Este fue el momento justamente previo a que la Virgen María diera a luz a
Cristo, el Salvador, tal y como lo relató la beata Ana Catalina Emmerich,
que recibió el don especial para revelar cómo fue la vida de Jesús y la propia
María a través de lo que ella llamaba “cuadros”, una especie de fotogramas
que veía al mismo tiempo que se producían estos acontecimientos históricos.
Las visiones de una beata que tuvo los estigmas de la Pasión Esta religiosa alemana, declarada beata, sufrió los estigmas de
Jesús y se alimentaba únicamente de la Eucaristía. Esta humilde
mujer nació a finales de siglo XVIII y aunque sus visiones no son dogma de
fe, la Iglesia considera particulares de gran valor para acercarse, en este caso,
a la figura de la Virgen. Durante un largo tiempo el escritor Clemente
Brentano fue recogiendo de boca de la Emmerich estas visiones y
En su relato, la monja agustina explica con detalle todo lo que vio de este
momento clave para la humanidad. Así, recuerda que “a las doce de la noche
(la Virgen) se quedó arrobada en oración: la vi elevarse sobre la tierra de
modo que podía verse el suelo debajo (…) Entonces ya no vi más el techo
de la gruta, y una vía de luz se abrió entre María y lo más alto del
Cielo con un resplandor cada vez más alto”.

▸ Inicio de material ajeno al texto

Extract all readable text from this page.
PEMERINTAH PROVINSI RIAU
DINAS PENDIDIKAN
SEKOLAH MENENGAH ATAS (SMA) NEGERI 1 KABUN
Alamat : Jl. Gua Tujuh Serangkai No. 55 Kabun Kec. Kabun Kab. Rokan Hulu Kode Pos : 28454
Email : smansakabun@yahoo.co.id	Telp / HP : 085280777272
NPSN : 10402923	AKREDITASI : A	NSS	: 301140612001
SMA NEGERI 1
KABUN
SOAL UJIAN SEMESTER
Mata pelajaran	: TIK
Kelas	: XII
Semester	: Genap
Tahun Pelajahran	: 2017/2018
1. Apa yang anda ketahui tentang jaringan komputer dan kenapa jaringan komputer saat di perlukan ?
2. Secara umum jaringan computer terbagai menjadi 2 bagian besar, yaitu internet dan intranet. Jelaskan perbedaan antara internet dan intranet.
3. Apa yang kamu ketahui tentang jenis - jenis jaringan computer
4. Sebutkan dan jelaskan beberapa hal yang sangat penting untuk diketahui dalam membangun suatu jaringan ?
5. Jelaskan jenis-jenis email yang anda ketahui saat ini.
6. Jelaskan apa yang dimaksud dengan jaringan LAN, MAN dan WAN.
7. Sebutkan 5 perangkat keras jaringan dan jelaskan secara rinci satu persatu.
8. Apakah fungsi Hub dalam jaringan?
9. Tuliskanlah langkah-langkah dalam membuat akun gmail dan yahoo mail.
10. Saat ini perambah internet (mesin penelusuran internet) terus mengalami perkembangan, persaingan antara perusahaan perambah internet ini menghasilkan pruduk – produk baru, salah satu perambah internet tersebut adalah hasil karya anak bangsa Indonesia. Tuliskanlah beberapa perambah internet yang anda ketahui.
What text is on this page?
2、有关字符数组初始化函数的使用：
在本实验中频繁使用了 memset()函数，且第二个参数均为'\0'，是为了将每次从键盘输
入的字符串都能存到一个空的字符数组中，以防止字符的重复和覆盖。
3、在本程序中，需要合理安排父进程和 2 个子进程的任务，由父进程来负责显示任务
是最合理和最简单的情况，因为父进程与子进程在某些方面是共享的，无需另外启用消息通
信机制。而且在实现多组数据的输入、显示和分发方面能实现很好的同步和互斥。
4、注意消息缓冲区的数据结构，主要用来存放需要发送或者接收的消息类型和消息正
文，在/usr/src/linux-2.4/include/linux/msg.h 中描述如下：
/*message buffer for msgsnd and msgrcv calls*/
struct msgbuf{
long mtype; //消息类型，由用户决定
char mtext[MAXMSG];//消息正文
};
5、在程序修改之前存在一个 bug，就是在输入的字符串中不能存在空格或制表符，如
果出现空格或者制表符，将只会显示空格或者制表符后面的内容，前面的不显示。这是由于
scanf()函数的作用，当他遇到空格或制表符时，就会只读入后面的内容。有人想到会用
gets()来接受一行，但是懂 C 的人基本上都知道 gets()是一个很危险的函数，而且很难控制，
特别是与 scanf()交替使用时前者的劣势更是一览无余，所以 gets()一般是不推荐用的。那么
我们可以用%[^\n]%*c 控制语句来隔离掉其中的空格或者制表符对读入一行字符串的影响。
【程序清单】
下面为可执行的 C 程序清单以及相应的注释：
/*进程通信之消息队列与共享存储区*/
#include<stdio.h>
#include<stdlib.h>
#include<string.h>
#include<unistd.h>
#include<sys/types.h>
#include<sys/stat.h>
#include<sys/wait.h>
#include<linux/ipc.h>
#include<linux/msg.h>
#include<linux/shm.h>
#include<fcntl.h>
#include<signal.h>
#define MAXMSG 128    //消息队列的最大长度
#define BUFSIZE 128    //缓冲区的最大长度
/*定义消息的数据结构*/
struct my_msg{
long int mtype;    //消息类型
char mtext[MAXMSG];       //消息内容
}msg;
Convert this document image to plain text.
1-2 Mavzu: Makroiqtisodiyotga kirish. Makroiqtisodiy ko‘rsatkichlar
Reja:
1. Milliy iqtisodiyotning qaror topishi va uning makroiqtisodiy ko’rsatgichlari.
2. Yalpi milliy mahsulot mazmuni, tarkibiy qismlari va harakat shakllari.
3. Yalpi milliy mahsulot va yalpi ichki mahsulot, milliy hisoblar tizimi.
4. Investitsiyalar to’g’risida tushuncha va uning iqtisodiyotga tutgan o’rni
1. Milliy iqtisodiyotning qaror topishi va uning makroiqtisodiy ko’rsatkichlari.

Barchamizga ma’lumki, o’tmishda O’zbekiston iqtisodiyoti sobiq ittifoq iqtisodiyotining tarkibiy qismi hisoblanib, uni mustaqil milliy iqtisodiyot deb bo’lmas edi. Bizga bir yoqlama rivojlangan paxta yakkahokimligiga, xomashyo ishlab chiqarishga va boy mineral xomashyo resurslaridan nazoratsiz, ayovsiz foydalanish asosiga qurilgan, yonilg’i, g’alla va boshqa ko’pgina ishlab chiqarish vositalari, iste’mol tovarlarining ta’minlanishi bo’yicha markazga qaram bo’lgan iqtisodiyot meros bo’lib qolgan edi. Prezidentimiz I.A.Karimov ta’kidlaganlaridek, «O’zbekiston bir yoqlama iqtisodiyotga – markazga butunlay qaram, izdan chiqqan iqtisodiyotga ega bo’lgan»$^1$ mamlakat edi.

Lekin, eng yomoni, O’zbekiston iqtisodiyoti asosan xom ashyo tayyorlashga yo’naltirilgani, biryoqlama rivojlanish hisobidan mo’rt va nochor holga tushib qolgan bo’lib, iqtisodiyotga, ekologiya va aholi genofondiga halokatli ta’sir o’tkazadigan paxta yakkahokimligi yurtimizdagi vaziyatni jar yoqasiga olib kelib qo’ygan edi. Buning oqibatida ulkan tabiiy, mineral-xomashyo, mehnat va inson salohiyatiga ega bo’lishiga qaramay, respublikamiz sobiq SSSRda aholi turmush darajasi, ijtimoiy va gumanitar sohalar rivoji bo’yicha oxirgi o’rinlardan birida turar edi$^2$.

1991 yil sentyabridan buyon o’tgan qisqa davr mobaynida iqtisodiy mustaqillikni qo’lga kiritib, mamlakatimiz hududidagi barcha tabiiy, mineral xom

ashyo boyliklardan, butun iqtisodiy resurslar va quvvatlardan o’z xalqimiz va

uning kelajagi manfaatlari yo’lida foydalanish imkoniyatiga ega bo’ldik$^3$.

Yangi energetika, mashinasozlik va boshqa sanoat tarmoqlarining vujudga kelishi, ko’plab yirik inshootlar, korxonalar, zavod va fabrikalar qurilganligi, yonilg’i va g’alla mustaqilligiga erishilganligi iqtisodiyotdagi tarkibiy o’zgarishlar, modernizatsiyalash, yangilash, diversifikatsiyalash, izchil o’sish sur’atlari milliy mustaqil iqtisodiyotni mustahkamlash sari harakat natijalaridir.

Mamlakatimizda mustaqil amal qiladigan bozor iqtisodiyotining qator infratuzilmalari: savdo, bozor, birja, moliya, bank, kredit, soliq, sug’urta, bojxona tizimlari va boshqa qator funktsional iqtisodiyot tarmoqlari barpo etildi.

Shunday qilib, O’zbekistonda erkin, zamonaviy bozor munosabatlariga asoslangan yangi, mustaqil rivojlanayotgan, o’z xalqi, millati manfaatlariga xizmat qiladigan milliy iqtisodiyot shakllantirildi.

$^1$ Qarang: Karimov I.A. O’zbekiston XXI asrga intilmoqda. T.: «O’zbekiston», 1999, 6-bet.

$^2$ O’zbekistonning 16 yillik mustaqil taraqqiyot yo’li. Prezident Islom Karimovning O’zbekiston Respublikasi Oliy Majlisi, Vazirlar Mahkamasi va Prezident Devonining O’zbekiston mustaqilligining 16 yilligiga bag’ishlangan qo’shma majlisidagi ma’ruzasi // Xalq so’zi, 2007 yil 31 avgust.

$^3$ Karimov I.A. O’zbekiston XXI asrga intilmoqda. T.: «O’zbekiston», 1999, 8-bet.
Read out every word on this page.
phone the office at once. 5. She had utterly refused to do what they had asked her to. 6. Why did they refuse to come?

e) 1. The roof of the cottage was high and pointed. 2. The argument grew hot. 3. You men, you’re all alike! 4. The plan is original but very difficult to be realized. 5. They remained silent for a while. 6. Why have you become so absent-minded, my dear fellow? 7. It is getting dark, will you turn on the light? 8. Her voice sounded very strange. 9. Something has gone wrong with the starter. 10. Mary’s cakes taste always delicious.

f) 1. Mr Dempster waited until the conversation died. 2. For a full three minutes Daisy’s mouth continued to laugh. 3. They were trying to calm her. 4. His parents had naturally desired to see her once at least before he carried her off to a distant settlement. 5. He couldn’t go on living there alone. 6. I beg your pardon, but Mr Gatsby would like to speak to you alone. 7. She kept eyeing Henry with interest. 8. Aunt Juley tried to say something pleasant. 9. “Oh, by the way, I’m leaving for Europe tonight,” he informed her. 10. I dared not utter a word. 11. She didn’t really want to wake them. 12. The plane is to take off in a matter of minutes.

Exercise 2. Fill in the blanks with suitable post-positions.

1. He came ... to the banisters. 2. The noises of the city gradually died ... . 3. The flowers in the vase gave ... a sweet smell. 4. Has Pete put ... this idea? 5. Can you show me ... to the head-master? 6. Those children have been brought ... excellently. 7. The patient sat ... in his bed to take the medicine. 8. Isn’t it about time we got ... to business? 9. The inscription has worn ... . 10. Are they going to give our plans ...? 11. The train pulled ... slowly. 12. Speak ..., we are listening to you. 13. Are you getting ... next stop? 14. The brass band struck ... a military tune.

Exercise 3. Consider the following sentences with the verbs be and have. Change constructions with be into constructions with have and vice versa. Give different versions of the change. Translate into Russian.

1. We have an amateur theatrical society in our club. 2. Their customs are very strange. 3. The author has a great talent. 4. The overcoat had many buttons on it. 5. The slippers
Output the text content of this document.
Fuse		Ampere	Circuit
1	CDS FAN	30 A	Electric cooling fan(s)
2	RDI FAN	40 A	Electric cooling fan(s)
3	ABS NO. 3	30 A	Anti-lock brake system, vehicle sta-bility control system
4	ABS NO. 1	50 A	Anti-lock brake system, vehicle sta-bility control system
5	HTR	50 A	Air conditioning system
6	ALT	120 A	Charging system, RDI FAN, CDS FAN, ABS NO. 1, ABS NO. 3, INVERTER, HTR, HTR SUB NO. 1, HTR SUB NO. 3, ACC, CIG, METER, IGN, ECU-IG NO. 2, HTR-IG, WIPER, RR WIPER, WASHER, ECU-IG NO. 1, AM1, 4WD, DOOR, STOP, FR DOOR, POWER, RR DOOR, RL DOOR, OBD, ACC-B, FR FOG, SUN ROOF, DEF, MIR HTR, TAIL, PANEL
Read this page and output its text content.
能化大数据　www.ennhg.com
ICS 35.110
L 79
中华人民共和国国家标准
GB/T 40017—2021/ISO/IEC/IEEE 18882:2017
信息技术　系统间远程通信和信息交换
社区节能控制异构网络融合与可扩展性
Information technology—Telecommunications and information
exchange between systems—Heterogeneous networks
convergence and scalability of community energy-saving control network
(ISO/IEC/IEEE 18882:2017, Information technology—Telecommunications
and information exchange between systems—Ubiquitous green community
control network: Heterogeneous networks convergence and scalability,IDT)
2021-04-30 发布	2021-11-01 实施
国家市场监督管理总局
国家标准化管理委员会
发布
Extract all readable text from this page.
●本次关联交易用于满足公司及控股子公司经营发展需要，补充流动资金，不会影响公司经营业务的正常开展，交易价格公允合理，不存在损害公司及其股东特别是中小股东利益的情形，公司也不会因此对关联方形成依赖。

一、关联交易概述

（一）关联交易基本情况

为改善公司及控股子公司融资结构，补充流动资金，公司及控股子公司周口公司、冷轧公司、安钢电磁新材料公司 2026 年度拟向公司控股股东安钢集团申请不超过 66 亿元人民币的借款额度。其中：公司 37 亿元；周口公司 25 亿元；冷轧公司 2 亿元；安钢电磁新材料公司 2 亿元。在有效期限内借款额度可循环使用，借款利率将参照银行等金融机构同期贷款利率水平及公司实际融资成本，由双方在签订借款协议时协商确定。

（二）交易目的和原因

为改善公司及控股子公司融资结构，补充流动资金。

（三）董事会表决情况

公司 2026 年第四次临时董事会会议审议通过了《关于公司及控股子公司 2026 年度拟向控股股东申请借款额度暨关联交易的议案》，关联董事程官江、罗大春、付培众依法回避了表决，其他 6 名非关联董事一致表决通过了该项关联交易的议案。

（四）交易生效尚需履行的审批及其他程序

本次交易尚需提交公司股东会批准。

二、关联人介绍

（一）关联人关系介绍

Coros de espíritus celestiales Según explicaba la beata, “en esta vía de luz apareció un maravilloso movimiento de glorias que se interpretaban y se acercaban
perceptiblemente en forma de coros de espíritus celestiales”.
Y entonces se produjo el Nacimiento del Mesías, el Señor, pues “la
Santísima Virgen, que levitaba en éxtasis, rezaba ahora mirando
hacia abajo, al suelo, a su Dios en cuya madre se había convertido,
que yacía ante ella en el suelo como un recién nacido desvalido”.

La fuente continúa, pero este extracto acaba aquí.